Artificial Life and Game Theory
Issues regarding the emergence of cooperation and altruism in structured populations have puzzled scientists in a large range of domains. In this context, methods of Statistical Physics combined with concepts of both Graph Theory and Evolutionary Game Theory have been used as simple and powerful tools to describe and analyse the conflict of interest between individuals and groups.
Below we describe some of the main aspects that we have been exploring the field. For more details on the ongoing research, please refer to the publications page.

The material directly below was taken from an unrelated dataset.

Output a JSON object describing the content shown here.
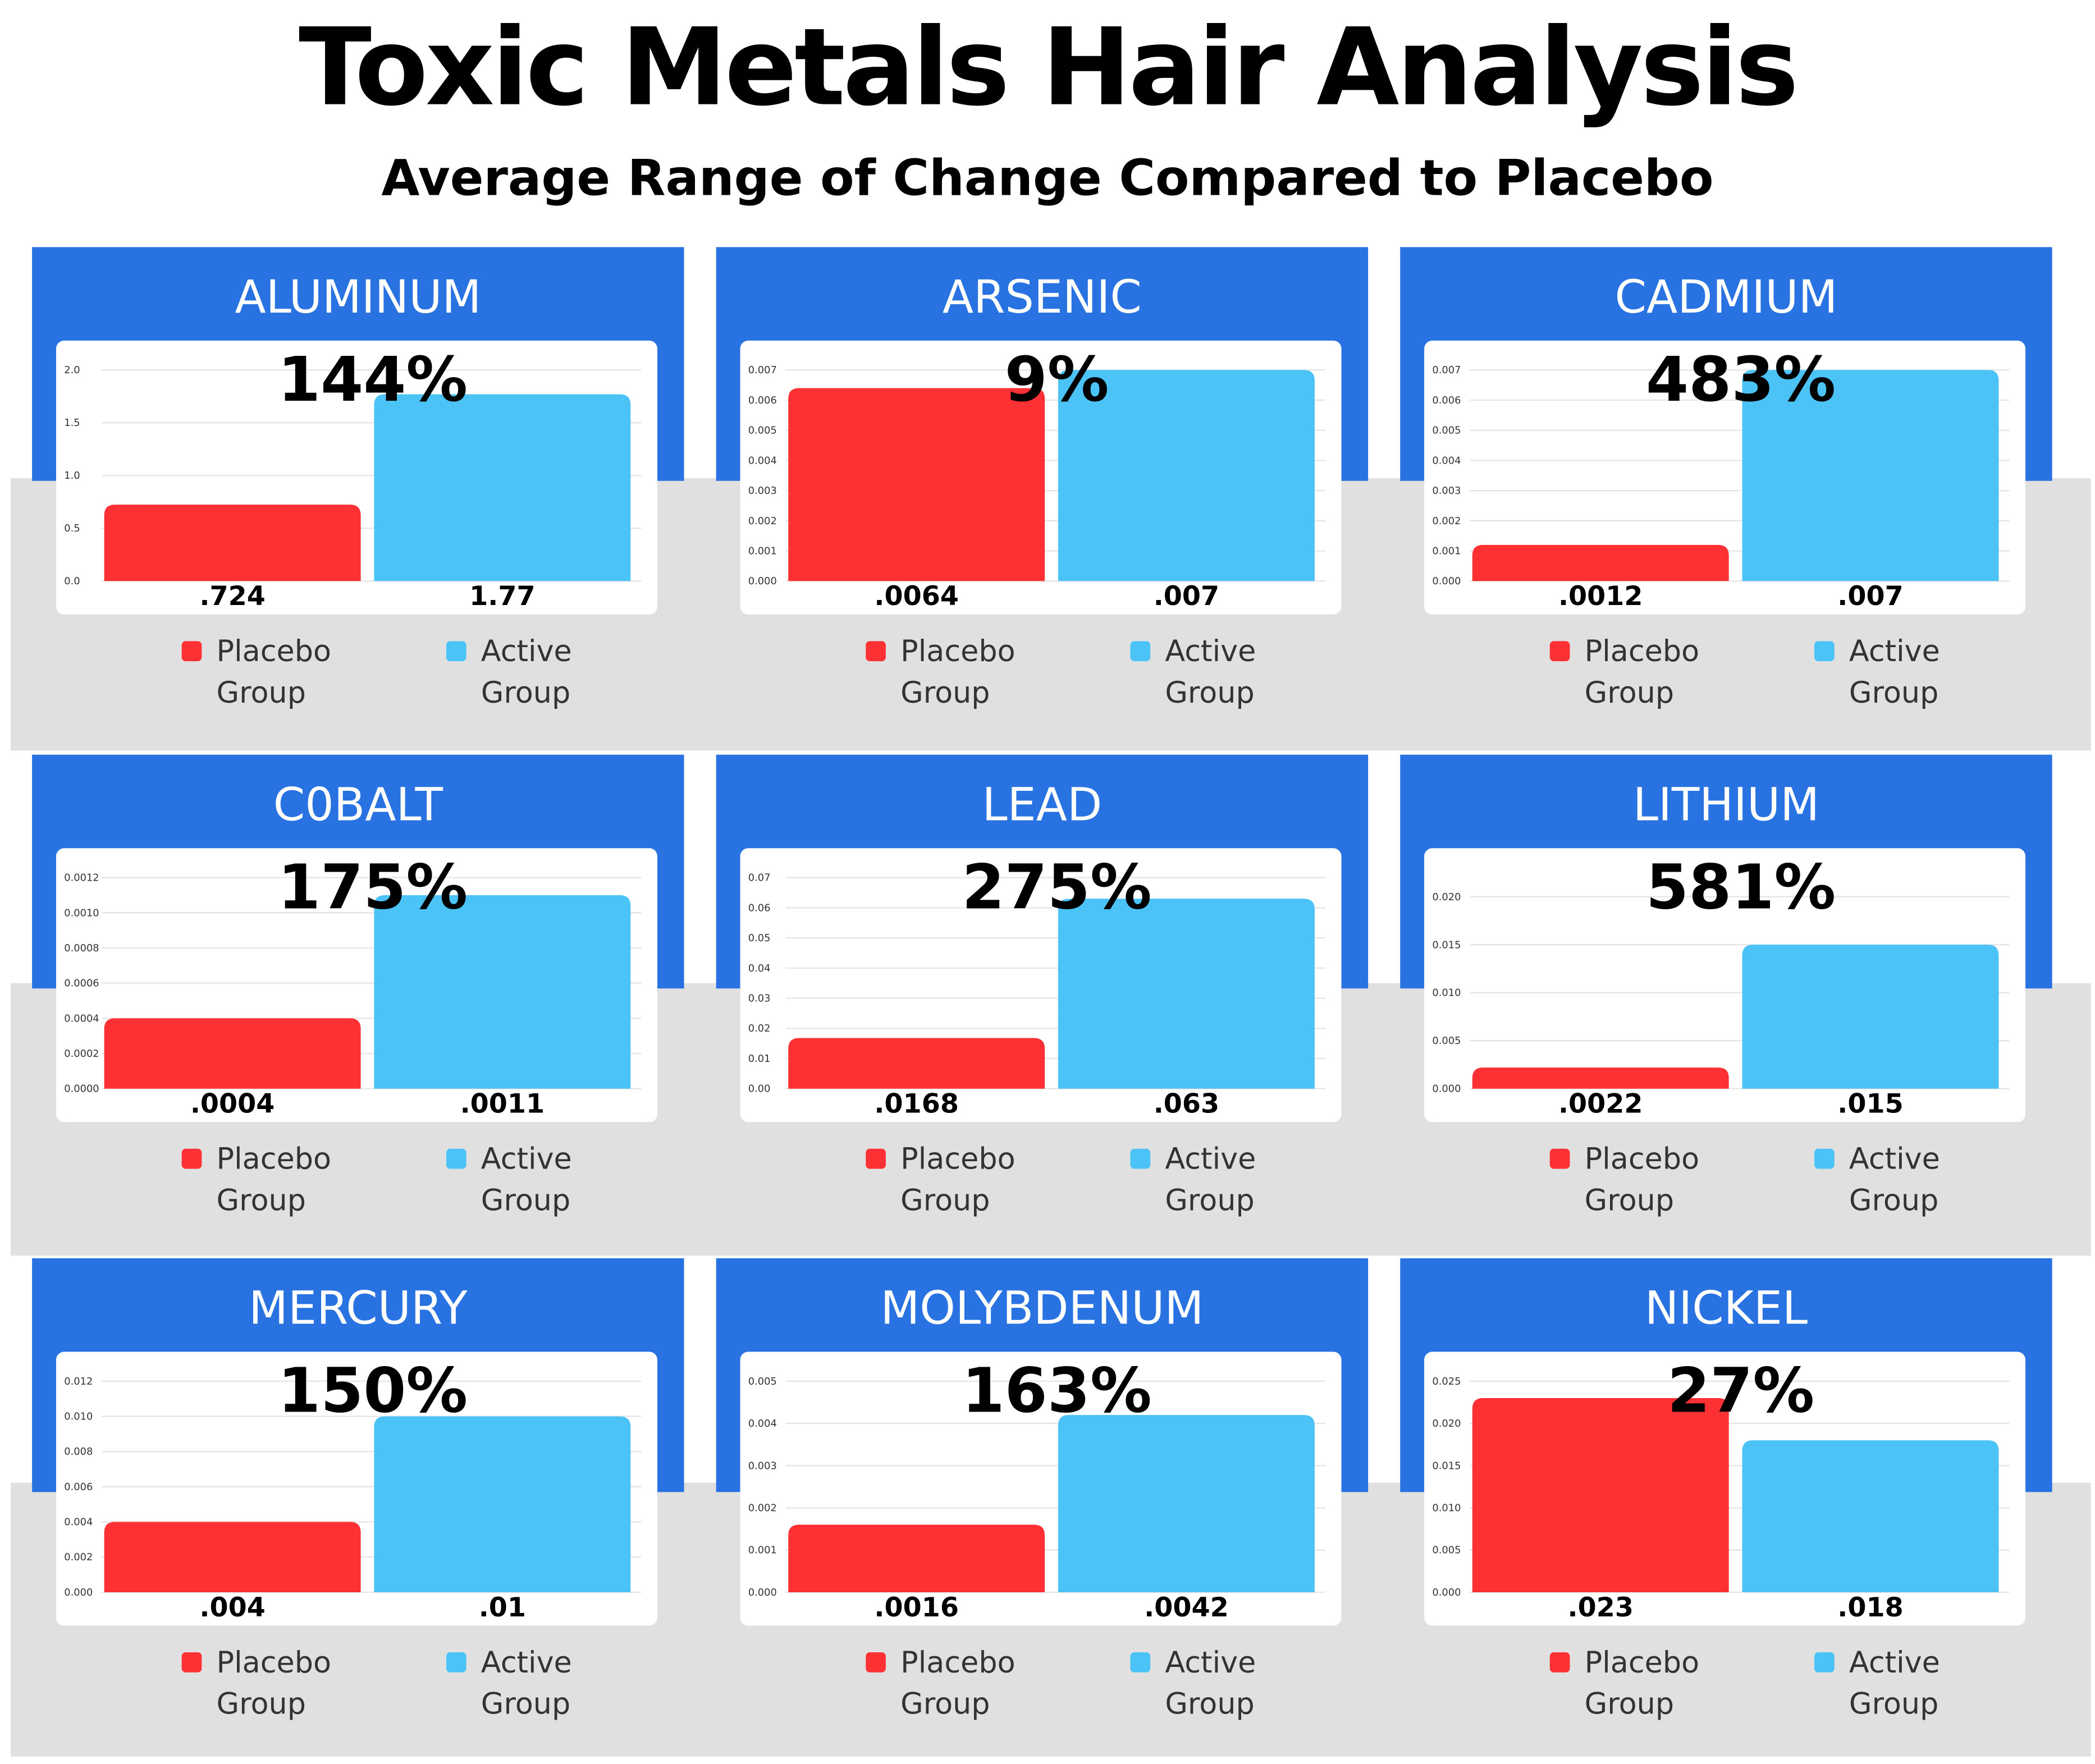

Spatial evolutionary games in different topologies
We investigate models in which agents are arranged on graphs in such a way that their interactions are restricted to their immediate neighbours. It has been shown that different topologies such as lattices, scale-free graphs, small-world graphs, cycle graphs, star-like graphs and bipartite graphs have a considerable impact on the evolution of cooperation, which also favours the formation of different patterns and phenomena.
Coevolutionary models and dynamic networks
The use of dynamic networks represents a natural upgrade of the traditional spatial games. We have been exploring scenarios in which both the game strategies and the network itself are subject to evolution.
Evolution of cooperation among mobile agents
Mobility plays a vital part as a mechanism for the emergence, promotion, and sustainability of cooperation. Specifically, it can allow altruistic players to overcome the temptation to defect by clustering together and to avoid repeated interactions with selfish players. Mobility is a form of network reciprocity that enables agents to respond to their neighbourhood by moving in the environment; this movement can be random or reactive, local or global. It creates a more realistic framework than some of the traditional, static, spatial models.
The concept of abstention in evolutionary game theory
In many scenarios, agents have the freedom to decide whether to participate in the game. Games such as the optional prisoner’s dilemma and the voluntary public goods game incorporate this concept of voluntary participation by adding a third strategy to the game, allowing agents to not only cooperate or defect but also to abstain from a game interaction. Research has shown that the presence of abstainers in the population can actually protect cooperators against exploitation.
The use of evolutionary algorithms in evolutionary game theory
Evolutionary Game Theory allows us to examine dynamic games, which are centred, not by the idea of rational players, but on the population dynamics. We have been investigating the use of evolutionary algorithms and their representations in the study of population dynamics.